Probablement est-ce une explication ; personnellement, j’ai adoré, mais je
peux concevoir parfaitement que ce parti pris assez dur ait put déplaire a pas
mal de monde.
Mais
arrivé à ce point de ma critique, je me retrouve devant un problème cornélien :
aller plus loin dans celle-ci signifierait dévoiler une bonne partie de l’intrigue
et, du coup, enlever tous les éléments de surprise qui font toute la force de
cette œuvre. Or, cela, je ne m’y résous pas car si quelqu’un lirais ce billet
sans avoir vu le film, tout le plaisir de la découverte serait irrémédiablement
gâché.
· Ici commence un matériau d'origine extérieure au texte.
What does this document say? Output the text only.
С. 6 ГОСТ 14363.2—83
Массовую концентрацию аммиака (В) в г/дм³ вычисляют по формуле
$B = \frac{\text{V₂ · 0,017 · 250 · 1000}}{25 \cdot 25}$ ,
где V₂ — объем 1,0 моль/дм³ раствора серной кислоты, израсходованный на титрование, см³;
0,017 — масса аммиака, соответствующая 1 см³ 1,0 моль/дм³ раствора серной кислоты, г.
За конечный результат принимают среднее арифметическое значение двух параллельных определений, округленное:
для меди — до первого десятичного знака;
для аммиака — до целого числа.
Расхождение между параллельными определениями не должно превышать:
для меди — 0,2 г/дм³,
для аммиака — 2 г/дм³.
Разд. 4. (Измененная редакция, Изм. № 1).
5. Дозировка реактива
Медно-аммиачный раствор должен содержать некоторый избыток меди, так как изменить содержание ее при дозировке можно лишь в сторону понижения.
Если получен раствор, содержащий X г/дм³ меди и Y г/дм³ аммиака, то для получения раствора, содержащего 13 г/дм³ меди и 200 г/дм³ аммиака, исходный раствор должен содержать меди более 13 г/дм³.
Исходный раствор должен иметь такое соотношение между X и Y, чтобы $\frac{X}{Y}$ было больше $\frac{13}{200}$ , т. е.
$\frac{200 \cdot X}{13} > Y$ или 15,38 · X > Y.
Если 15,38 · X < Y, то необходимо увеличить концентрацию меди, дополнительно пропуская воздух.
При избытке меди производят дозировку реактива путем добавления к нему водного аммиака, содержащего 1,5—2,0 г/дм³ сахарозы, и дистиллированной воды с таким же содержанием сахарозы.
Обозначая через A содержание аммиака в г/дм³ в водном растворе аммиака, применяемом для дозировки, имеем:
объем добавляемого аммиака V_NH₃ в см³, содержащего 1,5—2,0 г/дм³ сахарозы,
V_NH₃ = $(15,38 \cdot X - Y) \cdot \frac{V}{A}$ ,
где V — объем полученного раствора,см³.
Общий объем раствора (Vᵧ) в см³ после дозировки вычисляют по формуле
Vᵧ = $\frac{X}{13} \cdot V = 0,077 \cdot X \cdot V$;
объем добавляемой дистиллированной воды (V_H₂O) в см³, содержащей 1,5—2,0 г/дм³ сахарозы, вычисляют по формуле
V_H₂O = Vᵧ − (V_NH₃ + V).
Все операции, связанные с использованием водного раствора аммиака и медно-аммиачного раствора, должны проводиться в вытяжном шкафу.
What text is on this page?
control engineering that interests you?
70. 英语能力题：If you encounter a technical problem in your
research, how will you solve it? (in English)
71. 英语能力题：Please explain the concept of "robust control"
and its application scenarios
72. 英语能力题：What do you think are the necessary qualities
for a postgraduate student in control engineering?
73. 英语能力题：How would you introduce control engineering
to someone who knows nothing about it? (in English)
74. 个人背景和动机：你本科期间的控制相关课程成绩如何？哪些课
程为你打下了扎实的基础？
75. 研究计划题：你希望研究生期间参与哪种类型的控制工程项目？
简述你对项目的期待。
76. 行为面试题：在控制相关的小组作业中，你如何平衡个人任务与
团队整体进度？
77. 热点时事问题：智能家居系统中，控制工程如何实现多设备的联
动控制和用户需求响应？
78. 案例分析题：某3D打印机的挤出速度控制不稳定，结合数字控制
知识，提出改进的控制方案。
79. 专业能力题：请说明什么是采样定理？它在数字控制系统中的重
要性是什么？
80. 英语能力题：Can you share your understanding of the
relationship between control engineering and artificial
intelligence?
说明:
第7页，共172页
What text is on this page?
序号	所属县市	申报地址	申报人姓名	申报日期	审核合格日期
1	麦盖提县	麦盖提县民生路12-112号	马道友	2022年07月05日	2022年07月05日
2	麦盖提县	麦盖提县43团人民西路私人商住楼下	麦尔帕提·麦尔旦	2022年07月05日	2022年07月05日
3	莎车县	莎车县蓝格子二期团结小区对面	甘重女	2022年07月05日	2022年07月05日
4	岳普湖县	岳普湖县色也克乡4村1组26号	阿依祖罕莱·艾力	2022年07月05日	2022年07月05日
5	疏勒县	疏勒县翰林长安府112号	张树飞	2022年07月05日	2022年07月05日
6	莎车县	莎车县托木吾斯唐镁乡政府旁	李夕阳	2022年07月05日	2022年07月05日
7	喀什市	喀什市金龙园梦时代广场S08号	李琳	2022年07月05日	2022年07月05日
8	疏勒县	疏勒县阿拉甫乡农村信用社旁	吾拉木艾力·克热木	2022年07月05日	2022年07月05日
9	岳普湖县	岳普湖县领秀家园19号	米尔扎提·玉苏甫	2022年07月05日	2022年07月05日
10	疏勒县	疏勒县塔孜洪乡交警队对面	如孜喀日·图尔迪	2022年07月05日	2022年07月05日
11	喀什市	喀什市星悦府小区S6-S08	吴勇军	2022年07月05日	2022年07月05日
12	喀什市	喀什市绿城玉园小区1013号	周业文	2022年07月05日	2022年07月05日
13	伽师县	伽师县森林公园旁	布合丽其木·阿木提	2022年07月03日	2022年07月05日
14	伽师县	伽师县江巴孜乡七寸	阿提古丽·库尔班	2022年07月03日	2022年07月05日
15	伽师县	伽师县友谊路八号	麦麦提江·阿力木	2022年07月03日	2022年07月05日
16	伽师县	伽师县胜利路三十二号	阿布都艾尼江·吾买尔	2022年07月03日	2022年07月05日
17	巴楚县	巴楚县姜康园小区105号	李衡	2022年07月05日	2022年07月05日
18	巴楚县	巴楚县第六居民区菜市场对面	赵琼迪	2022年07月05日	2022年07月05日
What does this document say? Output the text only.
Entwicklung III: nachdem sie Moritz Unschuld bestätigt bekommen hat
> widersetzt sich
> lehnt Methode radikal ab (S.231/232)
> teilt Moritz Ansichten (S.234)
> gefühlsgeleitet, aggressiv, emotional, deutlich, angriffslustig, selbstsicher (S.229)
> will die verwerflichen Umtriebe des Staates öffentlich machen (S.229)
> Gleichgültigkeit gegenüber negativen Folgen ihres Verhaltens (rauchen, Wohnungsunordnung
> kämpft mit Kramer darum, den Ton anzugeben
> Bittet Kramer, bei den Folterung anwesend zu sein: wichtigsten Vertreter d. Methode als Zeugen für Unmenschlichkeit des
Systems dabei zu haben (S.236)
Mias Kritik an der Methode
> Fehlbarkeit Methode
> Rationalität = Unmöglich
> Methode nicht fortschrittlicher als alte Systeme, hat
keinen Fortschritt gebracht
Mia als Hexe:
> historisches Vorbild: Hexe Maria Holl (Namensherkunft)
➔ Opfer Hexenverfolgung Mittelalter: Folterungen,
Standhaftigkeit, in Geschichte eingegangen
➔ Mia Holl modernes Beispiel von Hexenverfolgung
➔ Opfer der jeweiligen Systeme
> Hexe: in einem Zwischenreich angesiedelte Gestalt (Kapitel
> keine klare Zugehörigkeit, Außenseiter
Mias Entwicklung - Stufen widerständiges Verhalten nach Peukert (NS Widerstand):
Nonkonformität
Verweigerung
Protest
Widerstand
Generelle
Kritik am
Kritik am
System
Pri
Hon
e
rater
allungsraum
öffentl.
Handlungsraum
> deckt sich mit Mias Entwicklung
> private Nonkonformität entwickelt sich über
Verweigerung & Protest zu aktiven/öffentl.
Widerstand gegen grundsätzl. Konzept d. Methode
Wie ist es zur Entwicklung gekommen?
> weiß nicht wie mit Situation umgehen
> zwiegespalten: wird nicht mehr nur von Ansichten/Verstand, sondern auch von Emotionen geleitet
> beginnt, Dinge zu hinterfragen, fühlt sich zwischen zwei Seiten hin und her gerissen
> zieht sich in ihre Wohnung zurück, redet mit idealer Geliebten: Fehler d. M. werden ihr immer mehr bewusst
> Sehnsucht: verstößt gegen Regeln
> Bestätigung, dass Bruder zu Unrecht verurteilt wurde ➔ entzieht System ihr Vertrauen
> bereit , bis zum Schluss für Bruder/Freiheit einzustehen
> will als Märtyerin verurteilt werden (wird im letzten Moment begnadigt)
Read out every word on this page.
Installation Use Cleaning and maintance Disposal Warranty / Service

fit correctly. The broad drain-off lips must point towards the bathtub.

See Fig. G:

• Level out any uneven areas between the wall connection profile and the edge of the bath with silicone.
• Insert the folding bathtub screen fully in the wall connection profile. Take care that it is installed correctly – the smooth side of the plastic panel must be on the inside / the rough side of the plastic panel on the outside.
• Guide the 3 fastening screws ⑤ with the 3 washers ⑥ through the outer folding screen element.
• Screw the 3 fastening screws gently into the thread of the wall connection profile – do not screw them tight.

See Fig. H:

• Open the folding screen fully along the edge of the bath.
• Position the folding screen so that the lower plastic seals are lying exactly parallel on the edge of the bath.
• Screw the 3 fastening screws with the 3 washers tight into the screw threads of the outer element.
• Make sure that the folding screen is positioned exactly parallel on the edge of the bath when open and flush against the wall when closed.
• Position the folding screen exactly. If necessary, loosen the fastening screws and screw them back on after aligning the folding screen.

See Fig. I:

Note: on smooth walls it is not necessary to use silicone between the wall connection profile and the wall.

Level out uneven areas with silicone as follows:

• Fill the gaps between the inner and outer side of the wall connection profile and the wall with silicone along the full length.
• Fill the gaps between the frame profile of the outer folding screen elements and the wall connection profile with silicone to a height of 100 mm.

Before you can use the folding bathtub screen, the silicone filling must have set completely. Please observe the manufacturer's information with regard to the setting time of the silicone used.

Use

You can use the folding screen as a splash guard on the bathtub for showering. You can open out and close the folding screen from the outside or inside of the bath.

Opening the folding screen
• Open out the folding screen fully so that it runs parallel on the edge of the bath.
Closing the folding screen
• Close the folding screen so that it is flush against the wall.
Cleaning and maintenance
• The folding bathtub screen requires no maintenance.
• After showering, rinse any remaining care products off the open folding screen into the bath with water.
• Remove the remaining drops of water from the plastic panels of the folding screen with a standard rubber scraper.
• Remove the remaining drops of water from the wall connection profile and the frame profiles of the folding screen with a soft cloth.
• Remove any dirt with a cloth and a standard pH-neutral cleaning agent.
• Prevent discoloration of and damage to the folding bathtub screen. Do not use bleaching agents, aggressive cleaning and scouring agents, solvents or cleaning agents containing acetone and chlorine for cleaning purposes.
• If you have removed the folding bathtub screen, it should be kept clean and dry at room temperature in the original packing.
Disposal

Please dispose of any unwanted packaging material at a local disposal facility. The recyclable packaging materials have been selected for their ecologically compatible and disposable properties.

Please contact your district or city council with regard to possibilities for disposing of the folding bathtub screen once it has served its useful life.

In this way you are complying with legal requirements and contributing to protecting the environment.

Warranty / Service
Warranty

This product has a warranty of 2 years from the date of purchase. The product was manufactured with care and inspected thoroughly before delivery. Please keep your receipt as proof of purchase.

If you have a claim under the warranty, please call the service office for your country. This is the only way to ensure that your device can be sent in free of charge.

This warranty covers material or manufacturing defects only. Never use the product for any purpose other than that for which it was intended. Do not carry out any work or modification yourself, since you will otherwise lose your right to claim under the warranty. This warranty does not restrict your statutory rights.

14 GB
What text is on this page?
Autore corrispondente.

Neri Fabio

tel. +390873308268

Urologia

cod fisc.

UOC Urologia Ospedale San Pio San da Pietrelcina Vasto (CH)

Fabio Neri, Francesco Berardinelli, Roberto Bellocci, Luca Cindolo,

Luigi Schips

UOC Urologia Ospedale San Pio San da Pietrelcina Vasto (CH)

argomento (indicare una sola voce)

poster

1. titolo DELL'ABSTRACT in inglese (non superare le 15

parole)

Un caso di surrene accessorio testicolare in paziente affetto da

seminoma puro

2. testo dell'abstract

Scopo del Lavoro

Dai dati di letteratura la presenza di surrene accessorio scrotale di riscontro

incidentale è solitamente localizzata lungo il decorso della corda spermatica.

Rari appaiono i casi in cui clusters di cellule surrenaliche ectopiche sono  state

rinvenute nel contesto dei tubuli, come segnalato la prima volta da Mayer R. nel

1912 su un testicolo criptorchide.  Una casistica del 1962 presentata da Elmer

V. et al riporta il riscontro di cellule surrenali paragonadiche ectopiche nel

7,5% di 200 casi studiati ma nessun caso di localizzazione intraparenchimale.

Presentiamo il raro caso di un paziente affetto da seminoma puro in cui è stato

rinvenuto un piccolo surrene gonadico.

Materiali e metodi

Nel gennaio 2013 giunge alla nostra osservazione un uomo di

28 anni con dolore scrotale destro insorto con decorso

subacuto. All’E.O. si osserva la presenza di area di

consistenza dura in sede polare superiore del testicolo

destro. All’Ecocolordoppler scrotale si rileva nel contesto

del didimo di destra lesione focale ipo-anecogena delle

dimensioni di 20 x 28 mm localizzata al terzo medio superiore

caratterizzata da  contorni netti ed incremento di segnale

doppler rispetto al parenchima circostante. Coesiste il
La seule chose que je peux vous dire, c’est que sous une esthétique d’une
précision chirurgicale, Almodovar nous entraine très loin dans la folie des
hommes dans ce Piel que habito :
avec un scénario diabolique au possible, des personnages forts et sublimés par
les prestations extraordinaires des acteurs – Antonio Banderas, que l’on ne
voyait plus aussi bon depuis des siècles, Marisa Paredes, probablement la plus
grande actrice ibérique et l’étonnante Elena Anaya qui vous en fera voir de
toutes les couleurs – et certaines scènes insoutenables au possible, il me parait
indéniable que La piel que habito est
l’un des grands films de cette année 2011 et qu’une fois de plus, Almodovar
nous prouve à nous autres cinéphiles sont incomparable talent.